One of the aspects that is sometimes overlooked is the impact of academic ability on people's prospects in life. People do not start from the same base level of ability. Comparing children from similar backgrounds, it is evident from a young age that all children develop at different rates and have different ways of thinking. "Good" schools will support all children to develop their abilities and learn at their own pace. However, even then, some of them will be able to achieve far better results and show a more natural aptitude for certain academic subjects.
It is those children (who have had a combination of support at home and school, as well as having some natural academic ability) who will tend to go on to the best universities and most intellectually demanding careers. Many of those careers really do pay more because there is only a small number of people with the education and aptitude to do them to the highest levels.

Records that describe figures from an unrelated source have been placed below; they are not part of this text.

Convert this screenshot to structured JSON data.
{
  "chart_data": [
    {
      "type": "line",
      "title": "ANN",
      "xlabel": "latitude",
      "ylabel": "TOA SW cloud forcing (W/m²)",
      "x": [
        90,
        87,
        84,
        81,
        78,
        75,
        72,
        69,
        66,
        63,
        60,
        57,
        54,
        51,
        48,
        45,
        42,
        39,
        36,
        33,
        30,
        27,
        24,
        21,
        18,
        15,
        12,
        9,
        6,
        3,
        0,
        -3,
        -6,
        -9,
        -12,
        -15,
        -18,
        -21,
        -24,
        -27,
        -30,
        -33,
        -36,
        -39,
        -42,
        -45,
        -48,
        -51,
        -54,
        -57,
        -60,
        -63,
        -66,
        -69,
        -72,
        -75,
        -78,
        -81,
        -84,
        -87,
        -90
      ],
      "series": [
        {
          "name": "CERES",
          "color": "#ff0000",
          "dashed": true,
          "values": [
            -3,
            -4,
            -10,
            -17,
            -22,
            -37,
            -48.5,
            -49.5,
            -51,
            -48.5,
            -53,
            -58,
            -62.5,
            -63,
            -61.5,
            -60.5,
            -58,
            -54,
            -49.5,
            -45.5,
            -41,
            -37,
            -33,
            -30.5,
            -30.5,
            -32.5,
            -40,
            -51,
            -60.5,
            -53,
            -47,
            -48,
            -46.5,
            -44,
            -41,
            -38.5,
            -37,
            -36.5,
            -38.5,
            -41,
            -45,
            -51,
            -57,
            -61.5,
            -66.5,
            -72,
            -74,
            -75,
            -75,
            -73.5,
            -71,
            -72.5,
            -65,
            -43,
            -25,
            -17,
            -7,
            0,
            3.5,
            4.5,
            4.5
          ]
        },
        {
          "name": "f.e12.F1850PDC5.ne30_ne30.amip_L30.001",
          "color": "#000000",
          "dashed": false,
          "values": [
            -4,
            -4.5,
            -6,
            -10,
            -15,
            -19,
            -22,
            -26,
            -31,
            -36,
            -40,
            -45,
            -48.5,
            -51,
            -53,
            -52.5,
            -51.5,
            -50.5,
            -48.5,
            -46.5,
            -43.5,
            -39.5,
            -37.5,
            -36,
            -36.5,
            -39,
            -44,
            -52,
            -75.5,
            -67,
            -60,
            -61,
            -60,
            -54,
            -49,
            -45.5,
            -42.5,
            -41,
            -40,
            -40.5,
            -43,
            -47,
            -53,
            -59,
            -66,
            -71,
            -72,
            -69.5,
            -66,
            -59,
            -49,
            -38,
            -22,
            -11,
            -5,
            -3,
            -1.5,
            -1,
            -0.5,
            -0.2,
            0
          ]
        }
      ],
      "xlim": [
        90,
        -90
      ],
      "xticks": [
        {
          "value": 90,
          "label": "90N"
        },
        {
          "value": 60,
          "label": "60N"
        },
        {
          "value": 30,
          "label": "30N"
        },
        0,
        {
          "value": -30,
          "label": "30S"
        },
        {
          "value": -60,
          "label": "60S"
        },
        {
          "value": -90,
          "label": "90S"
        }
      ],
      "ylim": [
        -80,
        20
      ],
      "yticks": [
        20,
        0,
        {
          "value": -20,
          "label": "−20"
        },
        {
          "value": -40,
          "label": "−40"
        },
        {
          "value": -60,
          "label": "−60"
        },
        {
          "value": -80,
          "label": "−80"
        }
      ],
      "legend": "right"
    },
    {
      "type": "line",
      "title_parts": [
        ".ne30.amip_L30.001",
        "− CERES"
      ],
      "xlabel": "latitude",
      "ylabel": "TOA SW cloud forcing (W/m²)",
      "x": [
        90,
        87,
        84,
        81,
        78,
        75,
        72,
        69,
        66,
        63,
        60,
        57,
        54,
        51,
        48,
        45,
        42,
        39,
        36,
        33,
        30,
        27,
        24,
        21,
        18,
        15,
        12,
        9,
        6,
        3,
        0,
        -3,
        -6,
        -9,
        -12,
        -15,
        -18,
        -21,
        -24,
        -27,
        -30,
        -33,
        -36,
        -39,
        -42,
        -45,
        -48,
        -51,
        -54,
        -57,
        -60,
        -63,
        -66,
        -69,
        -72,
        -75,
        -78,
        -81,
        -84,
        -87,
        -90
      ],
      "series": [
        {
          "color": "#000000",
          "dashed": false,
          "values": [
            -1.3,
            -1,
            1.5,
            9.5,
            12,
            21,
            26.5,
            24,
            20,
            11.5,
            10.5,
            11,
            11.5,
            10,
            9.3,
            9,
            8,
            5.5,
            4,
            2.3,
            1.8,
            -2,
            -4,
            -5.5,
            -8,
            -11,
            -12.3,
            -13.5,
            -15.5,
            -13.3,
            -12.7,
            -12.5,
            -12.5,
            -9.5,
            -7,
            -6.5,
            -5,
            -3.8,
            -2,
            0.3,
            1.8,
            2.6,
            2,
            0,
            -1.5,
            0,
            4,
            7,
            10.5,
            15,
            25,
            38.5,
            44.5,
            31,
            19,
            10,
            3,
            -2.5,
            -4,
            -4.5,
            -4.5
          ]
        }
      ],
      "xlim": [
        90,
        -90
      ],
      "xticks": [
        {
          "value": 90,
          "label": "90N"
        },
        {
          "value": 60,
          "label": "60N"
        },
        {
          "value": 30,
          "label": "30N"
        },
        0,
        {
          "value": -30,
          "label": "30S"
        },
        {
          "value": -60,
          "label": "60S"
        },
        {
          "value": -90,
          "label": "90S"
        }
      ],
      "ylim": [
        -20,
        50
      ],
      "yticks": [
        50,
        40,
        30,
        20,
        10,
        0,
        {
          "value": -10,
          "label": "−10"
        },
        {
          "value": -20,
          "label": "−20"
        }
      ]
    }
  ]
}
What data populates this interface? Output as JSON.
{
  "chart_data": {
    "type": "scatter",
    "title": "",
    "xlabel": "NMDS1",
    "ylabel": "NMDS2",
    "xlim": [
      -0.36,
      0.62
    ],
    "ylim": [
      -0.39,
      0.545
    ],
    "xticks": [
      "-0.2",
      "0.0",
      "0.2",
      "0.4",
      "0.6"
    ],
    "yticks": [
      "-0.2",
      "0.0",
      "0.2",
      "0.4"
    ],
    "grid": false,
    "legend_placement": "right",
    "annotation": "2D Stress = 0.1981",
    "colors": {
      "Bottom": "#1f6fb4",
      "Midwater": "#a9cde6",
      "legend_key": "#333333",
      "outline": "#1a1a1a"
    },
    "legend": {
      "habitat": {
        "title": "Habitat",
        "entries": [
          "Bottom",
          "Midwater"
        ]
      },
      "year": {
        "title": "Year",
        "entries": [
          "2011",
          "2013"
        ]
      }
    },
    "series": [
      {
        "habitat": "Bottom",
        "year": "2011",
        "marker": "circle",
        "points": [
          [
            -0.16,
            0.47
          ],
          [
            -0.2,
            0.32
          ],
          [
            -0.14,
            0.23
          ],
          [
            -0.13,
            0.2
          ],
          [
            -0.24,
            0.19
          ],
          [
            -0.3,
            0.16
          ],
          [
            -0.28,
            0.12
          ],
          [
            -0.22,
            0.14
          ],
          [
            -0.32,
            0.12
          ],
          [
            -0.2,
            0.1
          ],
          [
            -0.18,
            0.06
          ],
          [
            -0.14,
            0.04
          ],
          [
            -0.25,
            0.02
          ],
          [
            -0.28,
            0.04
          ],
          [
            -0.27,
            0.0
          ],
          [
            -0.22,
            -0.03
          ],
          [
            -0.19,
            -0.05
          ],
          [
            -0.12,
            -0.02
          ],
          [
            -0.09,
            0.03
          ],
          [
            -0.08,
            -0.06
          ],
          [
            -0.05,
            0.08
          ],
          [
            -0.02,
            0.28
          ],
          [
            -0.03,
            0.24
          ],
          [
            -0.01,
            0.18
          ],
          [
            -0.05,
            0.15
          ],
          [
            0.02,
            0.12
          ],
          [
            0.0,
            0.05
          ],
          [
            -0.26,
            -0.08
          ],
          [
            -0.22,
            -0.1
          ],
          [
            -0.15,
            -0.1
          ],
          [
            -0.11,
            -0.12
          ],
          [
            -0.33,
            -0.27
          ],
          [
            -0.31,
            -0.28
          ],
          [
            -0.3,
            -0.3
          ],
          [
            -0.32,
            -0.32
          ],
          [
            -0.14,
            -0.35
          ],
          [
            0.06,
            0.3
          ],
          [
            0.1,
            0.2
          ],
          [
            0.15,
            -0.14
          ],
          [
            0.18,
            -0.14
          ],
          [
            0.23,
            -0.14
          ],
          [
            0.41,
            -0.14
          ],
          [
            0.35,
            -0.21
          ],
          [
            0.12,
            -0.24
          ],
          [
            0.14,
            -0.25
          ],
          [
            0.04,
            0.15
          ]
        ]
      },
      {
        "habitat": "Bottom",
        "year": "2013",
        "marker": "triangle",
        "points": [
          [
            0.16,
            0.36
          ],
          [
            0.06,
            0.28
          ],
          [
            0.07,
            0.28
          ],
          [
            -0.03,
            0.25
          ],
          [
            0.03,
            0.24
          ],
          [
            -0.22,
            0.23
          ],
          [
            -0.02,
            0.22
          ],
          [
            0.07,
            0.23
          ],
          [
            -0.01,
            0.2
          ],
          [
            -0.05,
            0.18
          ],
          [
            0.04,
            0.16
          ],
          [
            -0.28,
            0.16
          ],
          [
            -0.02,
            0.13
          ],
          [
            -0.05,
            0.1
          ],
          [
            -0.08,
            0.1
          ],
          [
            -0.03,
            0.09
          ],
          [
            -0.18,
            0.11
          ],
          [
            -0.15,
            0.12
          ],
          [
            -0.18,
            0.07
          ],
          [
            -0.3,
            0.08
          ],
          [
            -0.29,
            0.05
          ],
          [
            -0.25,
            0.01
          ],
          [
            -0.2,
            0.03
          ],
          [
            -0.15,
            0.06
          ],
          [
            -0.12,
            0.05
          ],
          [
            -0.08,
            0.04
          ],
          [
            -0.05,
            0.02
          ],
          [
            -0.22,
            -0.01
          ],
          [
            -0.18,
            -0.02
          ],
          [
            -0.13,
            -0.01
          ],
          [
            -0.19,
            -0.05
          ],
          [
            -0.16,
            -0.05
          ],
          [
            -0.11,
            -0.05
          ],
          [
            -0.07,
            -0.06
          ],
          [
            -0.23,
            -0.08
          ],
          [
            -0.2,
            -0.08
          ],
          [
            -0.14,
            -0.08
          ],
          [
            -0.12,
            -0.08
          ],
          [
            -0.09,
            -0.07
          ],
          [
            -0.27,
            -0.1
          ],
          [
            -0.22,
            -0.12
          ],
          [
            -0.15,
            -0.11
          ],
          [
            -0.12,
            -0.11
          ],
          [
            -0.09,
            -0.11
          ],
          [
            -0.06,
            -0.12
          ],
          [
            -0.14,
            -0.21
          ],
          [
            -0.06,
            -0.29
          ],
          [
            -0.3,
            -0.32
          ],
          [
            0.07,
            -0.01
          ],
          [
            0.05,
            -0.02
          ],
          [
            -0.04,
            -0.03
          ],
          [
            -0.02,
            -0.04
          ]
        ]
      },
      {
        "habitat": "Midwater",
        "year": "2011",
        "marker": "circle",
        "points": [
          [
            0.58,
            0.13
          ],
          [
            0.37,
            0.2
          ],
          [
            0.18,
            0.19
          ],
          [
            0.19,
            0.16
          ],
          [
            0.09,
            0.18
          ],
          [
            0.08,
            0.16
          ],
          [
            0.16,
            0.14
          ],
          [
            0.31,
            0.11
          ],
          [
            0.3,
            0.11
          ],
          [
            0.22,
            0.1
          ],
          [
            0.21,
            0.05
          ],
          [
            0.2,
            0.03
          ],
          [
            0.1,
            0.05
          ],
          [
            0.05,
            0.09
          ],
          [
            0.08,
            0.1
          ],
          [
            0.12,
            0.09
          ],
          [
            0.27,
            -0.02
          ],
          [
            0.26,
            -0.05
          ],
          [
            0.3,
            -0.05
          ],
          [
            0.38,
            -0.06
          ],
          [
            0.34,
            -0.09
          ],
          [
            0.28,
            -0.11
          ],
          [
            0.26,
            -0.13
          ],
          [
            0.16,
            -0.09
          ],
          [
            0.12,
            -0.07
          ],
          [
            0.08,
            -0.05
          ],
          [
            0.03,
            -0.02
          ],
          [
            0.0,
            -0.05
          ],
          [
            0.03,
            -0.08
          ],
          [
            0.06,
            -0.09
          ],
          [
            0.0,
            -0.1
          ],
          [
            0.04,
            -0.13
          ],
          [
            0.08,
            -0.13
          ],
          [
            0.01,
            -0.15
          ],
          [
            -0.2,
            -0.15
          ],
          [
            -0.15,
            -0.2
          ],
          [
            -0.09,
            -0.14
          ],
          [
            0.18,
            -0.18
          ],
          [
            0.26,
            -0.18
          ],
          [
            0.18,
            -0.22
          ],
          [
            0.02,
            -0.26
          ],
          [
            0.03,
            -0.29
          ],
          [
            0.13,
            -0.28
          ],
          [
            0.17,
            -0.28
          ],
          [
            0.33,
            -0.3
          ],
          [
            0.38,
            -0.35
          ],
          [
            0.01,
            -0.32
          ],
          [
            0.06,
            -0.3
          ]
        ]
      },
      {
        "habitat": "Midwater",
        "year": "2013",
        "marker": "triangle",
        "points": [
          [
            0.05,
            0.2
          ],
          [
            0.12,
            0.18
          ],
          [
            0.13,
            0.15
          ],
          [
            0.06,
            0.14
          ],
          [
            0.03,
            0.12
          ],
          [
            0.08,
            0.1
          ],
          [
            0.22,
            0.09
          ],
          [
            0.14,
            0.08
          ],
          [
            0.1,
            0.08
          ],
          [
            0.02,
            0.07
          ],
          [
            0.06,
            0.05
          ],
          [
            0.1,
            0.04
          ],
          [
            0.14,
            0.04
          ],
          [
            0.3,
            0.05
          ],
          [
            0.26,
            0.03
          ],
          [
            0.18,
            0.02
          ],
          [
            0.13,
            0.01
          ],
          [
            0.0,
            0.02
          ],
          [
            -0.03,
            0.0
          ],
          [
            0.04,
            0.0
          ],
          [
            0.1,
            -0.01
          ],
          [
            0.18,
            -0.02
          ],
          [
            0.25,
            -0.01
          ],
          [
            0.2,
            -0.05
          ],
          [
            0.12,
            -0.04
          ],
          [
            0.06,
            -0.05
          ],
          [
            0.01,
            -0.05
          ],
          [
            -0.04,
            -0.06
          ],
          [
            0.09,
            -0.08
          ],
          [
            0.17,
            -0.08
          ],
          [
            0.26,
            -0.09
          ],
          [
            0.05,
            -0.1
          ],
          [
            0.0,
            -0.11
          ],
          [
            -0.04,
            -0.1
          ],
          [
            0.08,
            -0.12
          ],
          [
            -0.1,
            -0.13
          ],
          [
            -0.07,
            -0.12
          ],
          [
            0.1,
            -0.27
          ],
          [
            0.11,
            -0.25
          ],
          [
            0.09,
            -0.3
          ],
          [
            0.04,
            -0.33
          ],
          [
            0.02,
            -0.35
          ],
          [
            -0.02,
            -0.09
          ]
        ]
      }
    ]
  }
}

There are plenty of children (particularly in less academic private schools) who have been given all the same advantages, but who are not capable of thinking and performing in the way that is needed for some professions. They are the ones who tend to use family contacts / money in order to set themselves up in privileged careers but not necessarily ones where they will earn huge salaries.
At the other end of the scale are children who have had massive disadvantages that mean that they are already behind academically by the time they start school at 5. No matter their "natural ability", those children will always find it harder to catch up and to compensate for their school or home life. Some manage to do it, but many potentially brilliant minds are lost.
I think that a lot of the people who see themselves as deserving of their high paid careers are the ones in the first category above - they compare themselves to their similar circle of peers and conclude that, because they have always been the highest achievers and possibly worked harder in exams etc throughout their lives, they are deserving of their success. Even if they appreciate that there are huge numbers of people who were born with the same "natural" ability, they might think that certain disadvantages can't be compensated for at the stage of university or when starting a career. The number of "lost" brilliant minds means that there is a smaller number of people capable of doing certain jobs, and therefore the inequality becomes increasingly entrenched.